Despite all that, the film got to me. The movement of that door, the footprints, everything about it made me feel a bit of a chill. I’ve written at great length about my hatred of CGI, and Paranormal Activity‘s refusal to use computers to create the effects makes the whole thing much scarier. Everything looked real. Mix this with the lack of cheap scares and you have a film that succeeds as perhaps the best example of found footage horror. This illusion was helped by the fact that the film is not beautifully framed or particularly cinematic. It looked nice, but the only visual clue that this could be anything more than some obnoxious guy’s home movie was the quality of the camera they were using, and that’s just barely legitimate.
The turning point of the film for me was the scene where the TV was on upstairs and they went to investigate. It was just noise, and was literally something out of my nightmares. I have been terrified of TVs looking like that since I was a kid. I’m always convinced that a just-noise TV in a dark room is going to suddenly show a face and start talking to me. And I don’t want that to happen. Ever. And so there’s TV noise, and I hear it, and I freak out, and it ends up okay… but from that point I knew the film had beaten me. By the time Katie is possessed and just sitting there, cross cutting into her hand, I was legitimately in tears.

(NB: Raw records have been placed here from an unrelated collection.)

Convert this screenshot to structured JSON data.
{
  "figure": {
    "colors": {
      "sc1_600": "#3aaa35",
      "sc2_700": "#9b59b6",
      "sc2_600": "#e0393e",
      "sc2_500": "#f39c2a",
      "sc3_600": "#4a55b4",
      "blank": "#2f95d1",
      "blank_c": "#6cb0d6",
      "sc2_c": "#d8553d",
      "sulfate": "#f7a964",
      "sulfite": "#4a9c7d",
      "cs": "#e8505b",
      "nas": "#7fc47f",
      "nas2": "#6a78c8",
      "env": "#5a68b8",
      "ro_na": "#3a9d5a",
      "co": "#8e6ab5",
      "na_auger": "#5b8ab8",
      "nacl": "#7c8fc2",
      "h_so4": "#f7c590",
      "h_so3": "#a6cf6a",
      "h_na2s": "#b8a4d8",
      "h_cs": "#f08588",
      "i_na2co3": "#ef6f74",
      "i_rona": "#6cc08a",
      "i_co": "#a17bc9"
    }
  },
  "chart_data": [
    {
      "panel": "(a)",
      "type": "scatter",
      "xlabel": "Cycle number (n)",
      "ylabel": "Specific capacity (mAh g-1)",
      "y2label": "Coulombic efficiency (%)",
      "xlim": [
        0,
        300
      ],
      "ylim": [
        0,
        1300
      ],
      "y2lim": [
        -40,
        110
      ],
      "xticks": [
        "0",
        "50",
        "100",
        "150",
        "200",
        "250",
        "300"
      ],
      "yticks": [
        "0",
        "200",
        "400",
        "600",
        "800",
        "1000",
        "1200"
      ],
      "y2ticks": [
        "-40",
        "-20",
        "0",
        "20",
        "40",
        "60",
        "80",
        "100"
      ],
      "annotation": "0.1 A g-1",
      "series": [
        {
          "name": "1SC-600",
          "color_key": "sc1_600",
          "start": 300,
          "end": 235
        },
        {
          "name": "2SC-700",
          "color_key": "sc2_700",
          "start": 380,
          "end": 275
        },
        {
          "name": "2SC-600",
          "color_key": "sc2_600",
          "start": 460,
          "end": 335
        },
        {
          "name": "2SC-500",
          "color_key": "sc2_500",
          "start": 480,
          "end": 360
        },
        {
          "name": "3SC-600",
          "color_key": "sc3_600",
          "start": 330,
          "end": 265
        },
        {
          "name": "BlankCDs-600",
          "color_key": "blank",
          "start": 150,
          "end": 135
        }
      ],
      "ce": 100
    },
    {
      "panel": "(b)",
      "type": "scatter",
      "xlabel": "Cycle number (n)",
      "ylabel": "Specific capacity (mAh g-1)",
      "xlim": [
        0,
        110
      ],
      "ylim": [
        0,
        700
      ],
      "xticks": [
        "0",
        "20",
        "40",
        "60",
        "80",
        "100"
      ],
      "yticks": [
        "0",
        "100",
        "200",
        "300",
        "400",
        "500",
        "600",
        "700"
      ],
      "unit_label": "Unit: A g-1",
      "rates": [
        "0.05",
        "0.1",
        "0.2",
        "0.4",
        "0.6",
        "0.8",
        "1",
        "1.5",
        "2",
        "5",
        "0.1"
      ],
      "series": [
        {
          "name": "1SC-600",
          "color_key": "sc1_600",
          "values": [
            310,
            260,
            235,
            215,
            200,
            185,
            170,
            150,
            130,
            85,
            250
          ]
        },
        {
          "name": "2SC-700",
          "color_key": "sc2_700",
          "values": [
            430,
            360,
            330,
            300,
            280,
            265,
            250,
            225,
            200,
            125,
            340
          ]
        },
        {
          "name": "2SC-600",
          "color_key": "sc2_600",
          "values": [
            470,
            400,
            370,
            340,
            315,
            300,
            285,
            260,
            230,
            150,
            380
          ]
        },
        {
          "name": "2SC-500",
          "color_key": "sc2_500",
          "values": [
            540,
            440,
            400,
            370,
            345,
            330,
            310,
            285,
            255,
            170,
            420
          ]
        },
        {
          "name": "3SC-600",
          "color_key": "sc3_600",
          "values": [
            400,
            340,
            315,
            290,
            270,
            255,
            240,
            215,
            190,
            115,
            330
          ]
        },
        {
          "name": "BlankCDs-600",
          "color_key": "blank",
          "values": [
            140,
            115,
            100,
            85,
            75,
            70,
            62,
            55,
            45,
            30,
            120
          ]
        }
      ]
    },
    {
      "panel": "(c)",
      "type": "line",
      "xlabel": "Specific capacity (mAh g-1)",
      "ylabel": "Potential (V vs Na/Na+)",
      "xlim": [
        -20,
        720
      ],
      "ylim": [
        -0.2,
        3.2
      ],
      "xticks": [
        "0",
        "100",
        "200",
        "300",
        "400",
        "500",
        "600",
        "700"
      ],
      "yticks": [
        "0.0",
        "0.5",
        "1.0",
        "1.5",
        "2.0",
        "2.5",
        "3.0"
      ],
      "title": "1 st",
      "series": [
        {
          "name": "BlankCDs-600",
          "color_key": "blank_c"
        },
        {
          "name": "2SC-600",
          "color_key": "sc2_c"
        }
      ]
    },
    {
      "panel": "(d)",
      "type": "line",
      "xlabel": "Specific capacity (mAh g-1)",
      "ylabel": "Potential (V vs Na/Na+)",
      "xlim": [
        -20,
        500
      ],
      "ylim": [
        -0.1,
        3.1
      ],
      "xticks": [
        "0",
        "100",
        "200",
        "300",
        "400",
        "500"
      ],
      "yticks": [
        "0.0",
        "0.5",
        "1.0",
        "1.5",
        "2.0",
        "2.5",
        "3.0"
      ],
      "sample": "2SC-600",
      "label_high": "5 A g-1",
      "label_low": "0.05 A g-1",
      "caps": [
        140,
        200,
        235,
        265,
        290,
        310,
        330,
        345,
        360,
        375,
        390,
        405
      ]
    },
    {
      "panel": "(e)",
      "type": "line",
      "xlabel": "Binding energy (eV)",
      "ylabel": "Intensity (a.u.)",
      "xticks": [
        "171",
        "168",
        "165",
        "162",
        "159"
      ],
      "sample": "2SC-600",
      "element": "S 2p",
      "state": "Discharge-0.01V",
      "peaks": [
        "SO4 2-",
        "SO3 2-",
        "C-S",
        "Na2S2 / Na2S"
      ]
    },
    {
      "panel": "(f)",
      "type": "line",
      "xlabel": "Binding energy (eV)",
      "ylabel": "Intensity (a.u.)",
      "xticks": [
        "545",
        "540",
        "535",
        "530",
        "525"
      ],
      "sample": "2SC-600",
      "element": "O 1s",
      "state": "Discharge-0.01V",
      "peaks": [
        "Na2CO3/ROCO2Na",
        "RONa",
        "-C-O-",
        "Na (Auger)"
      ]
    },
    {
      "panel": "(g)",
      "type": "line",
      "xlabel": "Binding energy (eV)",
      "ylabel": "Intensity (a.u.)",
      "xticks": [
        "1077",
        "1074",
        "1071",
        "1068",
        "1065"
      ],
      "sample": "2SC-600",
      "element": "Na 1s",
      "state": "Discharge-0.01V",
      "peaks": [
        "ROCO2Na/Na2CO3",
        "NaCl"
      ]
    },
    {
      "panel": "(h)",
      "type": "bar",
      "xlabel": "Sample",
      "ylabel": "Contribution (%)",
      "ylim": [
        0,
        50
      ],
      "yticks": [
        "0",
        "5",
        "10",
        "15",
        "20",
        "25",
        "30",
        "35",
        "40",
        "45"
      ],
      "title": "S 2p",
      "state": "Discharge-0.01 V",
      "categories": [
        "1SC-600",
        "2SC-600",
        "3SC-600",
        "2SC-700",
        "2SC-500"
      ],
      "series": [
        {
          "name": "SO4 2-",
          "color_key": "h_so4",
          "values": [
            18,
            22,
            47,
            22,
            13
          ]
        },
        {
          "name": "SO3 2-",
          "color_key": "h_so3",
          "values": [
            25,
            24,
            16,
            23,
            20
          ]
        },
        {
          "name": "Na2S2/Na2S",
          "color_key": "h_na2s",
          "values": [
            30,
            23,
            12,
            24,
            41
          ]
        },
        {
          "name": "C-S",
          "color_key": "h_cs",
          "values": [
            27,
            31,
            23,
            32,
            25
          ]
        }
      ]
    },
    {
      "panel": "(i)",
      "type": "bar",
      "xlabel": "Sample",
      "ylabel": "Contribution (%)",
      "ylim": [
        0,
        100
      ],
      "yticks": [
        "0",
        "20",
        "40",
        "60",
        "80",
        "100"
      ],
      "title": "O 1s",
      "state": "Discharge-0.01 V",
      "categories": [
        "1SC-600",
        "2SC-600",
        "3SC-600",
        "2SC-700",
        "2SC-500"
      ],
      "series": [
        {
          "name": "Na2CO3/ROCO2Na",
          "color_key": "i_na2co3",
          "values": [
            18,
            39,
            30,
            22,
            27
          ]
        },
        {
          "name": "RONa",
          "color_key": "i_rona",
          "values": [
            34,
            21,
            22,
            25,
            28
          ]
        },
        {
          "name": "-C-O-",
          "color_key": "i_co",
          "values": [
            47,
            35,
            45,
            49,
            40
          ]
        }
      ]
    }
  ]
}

When the ending came, I don’t think anybody in the theater expected it. In fact, even my friend Mike jumped when it happened. The body came flying at the screen and we all freaked out. Those obnoxious teenagers I told you about? One of them literally stood up and started shouting, “GAY! THAT IS GAY! THAT IS SO GAY! GAAAYYYY!” at the screen.
Then the film ended, and we all went outside into a downpour. Though not like Paranormal Activity specifically, it was the kind of weather you’d expect to see in a horror film. It made driving home all the more unpleasant. We were all freaked out a bit, and I was imagining things the entire time we drove through an empty park with no streetlights. The rain was so bad that we could not actually get down the foreign-exchange student’s driveway. It took us about half an hour to figure out how to get her home. Eventually she did, and so did everyone else. For the first time in years, I slept with my lights on.
I’ve spent a long time debating whether or not I should see the sequels. I feel like I should. I’m sure it would be nice to experience one of the films without that horrible audience fighting my emotional investment every step of the way. I do know, however, that I will never in my life see another horror movie in theaters.